Right to Further Appeal
Following an unfavorable BVA final decision, an appellant may file an appeal to the U.S. Court of Appeals for Veterans Claims (CAVC) within 120 days of the date of the BVA decision. This appeal must be sent directly to the court, NOT to BVA or to any VA office. The time limit for filing may not be extended or waived. There is a filing fee, which can be waived. Only the appellant or representative may appeal a BVA decision; the agency may not appeal. The court may consider only the issues, evidence and arguments that BVA reviewed in its decision. No new evidence may be submitted and no new arguments or issues may be raised.
The court will uphold BVA if there is any reasonable basis for its decision, unless the court finds an error of fact or law or finds that BVA's decision was arbitrary and capricious. Either the appellant or VA may appeal the court's decision to the U.S. Court of Appeals for the Federal Circuit.
Request for Reconsideration
A claimant or representative may request reconsideration of a BVA decision at any time upon
- allegation of error of fact or law;
- discovery of new and material evidence in the form of relevant service records;
- or allegation of fraud or misrepresentation of evidence which materially influenced the Board's decision.
However, if an appeal has been filed with the court, BVA may not reconsider its decision unless the court gives specific permission.
Decision Review Officers
One of the most significant changes to the traditional appeals process is the creation of the "De Novo" review. Webster's defines "De Novo" as Latin for "anew, afresh, again, from the beginning." That is just what the new regulation, 38 CFR 3.2600, "Review of benefits claims decisions," does. It offers a new appeal procedure at the Regional Office level that may result in a faster resolution of cases and cut down time-consuming traditional appeals.
As of June 1, 2001 a claimant can elect to have a Decision Review Officer (DRO) take a fresh look at the issue(s) on appeal by making a request for DRO review on the same statement as the Notice of Disagreement (NOD).
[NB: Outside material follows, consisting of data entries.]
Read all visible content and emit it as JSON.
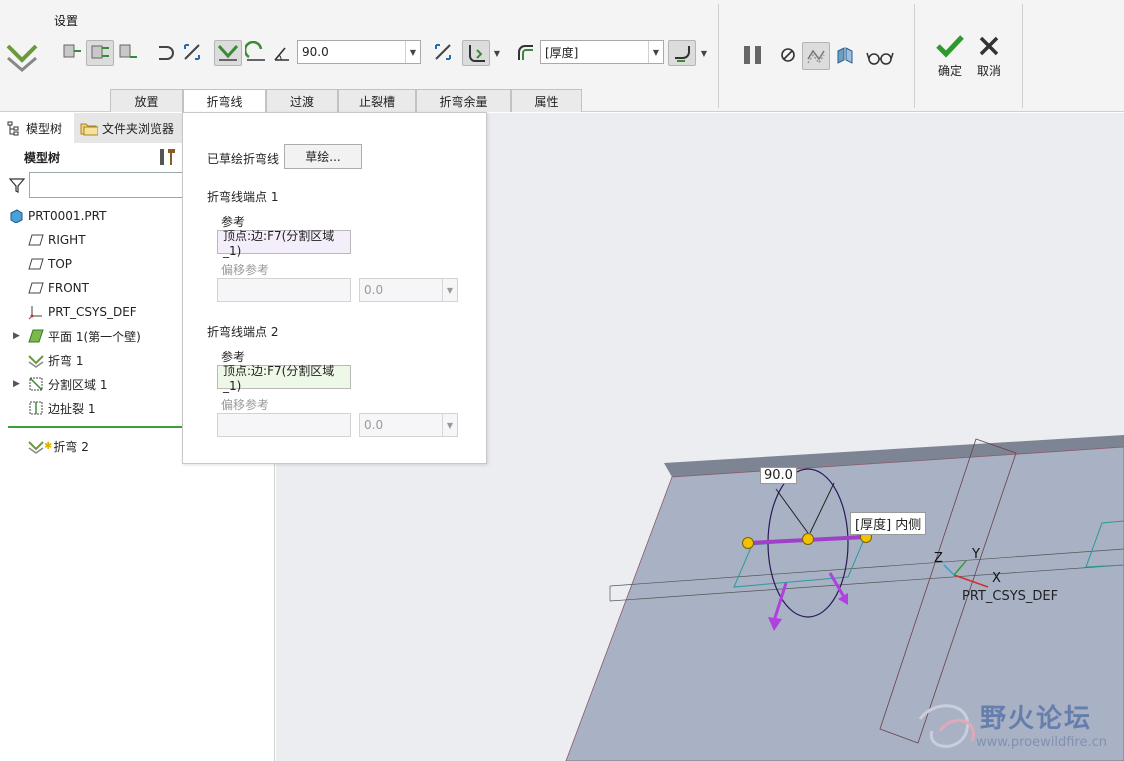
{
  "ribbon": {
    "section_title": "设置",
    "angle_value": "90.0",
    "thickness_option": "[厚度]",
    "tabs": [
      {
        "label": "放置"
      },
      {
        "label": "折弯线"
      },
      {
        "label": "过渡"
      },
      {
        "label": "止裂槽"
      },
      {
        "label": "折弯余量"
      },
      {
        "label": "属性"
      }
    ],
    "active_tab": "折弯线",
    "ok_label": "确定",
    "cancel_label": "取消",
    "colors": {
      "ok": "#2e9a2e",
      "cancel": "#333333"
    }
  },
  "left_panel": {
    "tab_model_tree": "模型树",
    "tab_folder_browser": "文件夹浏览器",
    "tree_header": "模型树",
    "search_placeholder": "",
    "items": [
      {
        "label": "PRT0001.PRT",
        "icon": "part-icon"
      },
      {
        "label": "RIGHT",
        "icon": "datum-plane-icon"
      },
      {
        "label": "TOP",
        "icon": "datum-plane-icon"
      },
      {
        "label": "FRONT",
        "icon": "datum-plane-icon"
      },
      {
        "label": "PRT_CSYS_DEF",
        "icon": "csys-icon"
      },
      {
        "label": "平面 1(第一个壁)",
        "icon": "flat-wall-icon"
      },
      {
        "label": "折弯 1",
        "icon": "bend-icon"
      },
      {
        "label": "分割区域 1",
        "icon": "split-area-icon"
      },
      {
        "label": "边扯裂 1",
        "icon": "edge-rip-icon"
      },
      {
        "label": "折弯 2",
        "icon": "bend-icon"
      }
    ]
  },
  "bend_line_panel": {
    "sketched_label": "已草绘折弯线",
    "sketch_button": "草绘...",
    "endpoint1_title": "折弯线端点 1",
    "endpoint2_title": "折弯线端点 2",
    "ref_label": "参考",
    "offset_ref_label": "偏移参考",
    "endpoint1_ref": "顶点:边:F7(分割区域_1)",
    "endpoint2_ref": "顶点:边:F7(分割区域_1)",
    "offset1_value": "0.0",
    "offset2_value": "0.0",
    "colors": {
      "ref1_bg": "#f3eefa",
      "ref2_bg": "#eef8e8"
    }
  },
  "viewport": {
    "angle_label": "90.0",
    "thickness_label": "[厚度]",
    "side_label": "内侧",
    "csys_z": "Z",
    "csys_y": "Y",
    "csys_x": "X",
    "csys_name": "PRT_CSYS_DEF",
    "watermark_title": "野火论坛",
    "watermark_url": "www.proewildfire.cn",
    "colors": {
      "sheet": "#a8b2c4",
      "edge": "#6b6f78",
      "bend_line": "#a040c8",
      "handle": "#f2c200"
    }
  }
}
The VA will also advise the claimant of the DRO option if the NOD did not specifically request this procedure.
A claimant then has 60 days to accept the DRO review in writing, before the appeal is reviewed under the traditional process (the 60 day time limit can not be extended).
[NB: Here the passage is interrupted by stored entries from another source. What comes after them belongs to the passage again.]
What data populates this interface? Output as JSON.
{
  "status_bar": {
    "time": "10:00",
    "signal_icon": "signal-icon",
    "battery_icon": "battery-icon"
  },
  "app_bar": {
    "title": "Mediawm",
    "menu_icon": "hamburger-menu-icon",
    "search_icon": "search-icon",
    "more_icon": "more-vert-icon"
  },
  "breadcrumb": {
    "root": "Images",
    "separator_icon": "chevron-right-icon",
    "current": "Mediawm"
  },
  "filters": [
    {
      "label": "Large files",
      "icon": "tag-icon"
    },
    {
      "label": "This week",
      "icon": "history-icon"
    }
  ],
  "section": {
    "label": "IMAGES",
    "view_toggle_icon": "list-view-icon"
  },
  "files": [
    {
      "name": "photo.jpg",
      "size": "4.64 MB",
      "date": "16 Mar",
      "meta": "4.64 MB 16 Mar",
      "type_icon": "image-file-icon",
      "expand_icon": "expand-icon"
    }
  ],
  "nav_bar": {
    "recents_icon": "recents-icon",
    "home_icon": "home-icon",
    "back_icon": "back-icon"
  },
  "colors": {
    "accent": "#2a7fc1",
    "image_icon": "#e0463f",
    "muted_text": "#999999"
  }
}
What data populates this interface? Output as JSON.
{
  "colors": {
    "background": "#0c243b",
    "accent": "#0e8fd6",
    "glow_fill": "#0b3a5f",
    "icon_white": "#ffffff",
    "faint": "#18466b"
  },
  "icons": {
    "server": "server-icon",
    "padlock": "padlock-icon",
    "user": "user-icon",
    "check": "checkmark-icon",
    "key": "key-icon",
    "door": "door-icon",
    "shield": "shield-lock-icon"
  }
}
The VARO will appoint a DRO
- to look at all the evidence on record,
- give no deference to the previous decision, and
- decide if further development or a personal hearing would be in order.
The DRO may consult with the accredited representative to discuss the issue(s) on appeal, any further development or evidence needed, conduct personal hearings, or to determine if the appeal can be satisfied by a decision that does not grant all issues (i.e. a veteran will accept a higher scheduler rating even though a claim for Individual Unemployability benefits remains denied).
The DRO is limited to making decisions that are in keeping with a previous VARO decision or one that is favorable to the claimant.
Should the DRO uphold the prior decision or if the claimant is still dissatisfied with the new decision, the appeal is returned to the traditional BVA process.